If the land is registered land under the Land Registration System there is no advertisement. The Transfer is merely registered at the Land Registry and the new document called a Certificate of Title may be collected about 3 weeks later.
Compliance certificates must be obtained by the seller or lessor and lodged at the Deeds Registry or Land Registry before the transport or lease can be passed or the Transfer registered. These are (1) from the local authority confirming that rates and taxes have been paid and (2) from the Internal Revenue Department confirming that the seller does not owe any taxes.
If The Buyer Or Seller Won’t Complete The Agreement
If the buyer won’t go through with the purchase the seller can forfeit the deposit and sue for damages for breach of contract if she/ he will still be out of pocket (if, for example, she/he can’t sell the property for as good a price as the buyer agreed to pay).
If the seller won’t go through with the sale the buyer can sue for specific performance of the agreement. This is a judgment ordering the seller to pass title and authorizing the Registrar of Deeds to do so if necessary.
Mortgages
Many people cannot afford to buy land with all their own money and so get a loan for all or part of the price with the land as security for payment. In other words, they mortgage the property. The mortgage may be given by the seller but it is usually given by a company in the business of lending money on mortgages.

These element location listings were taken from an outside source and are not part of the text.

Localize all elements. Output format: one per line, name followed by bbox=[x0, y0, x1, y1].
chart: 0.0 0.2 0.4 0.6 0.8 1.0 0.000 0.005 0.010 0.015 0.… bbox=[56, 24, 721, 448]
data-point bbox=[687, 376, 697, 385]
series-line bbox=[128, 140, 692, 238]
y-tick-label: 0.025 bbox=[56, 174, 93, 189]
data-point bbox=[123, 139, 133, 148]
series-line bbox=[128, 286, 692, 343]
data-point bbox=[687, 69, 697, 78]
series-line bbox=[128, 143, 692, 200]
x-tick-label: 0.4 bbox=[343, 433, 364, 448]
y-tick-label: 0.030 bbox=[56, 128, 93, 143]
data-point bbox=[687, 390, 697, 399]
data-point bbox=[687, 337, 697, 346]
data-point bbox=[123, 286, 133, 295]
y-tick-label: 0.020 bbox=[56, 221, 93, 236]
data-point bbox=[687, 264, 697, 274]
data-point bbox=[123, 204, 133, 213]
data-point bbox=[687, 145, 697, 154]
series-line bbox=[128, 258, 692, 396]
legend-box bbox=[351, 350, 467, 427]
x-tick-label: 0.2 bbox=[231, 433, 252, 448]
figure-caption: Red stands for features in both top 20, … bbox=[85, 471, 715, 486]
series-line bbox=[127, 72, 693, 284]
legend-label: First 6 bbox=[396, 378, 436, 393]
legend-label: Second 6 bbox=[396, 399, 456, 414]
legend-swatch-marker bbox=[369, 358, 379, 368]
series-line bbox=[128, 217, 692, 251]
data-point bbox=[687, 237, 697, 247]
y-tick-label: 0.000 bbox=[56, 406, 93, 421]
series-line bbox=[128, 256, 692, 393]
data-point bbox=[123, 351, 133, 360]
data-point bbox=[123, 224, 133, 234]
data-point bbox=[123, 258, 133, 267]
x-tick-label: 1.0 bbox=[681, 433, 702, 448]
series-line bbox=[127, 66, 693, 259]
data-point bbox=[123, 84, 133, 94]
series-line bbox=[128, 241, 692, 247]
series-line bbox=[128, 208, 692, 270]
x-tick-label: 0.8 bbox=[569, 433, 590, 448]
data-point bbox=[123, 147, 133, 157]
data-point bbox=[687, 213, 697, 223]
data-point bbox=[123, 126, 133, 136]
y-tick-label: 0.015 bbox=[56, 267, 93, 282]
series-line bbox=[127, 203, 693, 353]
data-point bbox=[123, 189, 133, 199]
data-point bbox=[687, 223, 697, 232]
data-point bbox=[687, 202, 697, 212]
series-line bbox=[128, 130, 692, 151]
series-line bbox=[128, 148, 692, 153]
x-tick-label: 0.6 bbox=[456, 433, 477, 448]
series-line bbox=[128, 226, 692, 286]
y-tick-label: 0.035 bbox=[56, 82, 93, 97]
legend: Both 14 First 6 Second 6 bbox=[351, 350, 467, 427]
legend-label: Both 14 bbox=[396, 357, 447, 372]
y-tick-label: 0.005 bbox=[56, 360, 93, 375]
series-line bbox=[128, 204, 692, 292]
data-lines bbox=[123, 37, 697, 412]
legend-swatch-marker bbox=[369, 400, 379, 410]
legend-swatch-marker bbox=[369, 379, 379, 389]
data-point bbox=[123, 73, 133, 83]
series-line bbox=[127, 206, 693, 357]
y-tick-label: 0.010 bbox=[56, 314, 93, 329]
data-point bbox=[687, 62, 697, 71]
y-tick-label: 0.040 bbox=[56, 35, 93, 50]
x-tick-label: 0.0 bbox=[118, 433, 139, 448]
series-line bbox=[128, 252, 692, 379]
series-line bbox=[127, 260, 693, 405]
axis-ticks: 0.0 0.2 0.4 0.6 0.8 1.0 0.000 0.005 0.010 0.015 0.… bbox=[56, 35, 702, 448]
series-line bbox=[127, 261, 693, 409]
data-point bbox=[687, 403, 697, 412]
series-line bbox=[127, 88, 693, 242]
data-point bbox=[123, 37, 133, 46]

The procedures for passing transport or a mortgage are very similar to the procedures for passing transport and title described above. If the mortgagor (“i.e. the buyer /debtor) falls behind with the payment of the mortgage installments the mortgager (i.e. the creditor) can sue and get a judgment for the full balance due, have the property sold at execution (i.e. by the court) and be paid out of the proceeds of the sale. This is known as foreclosure.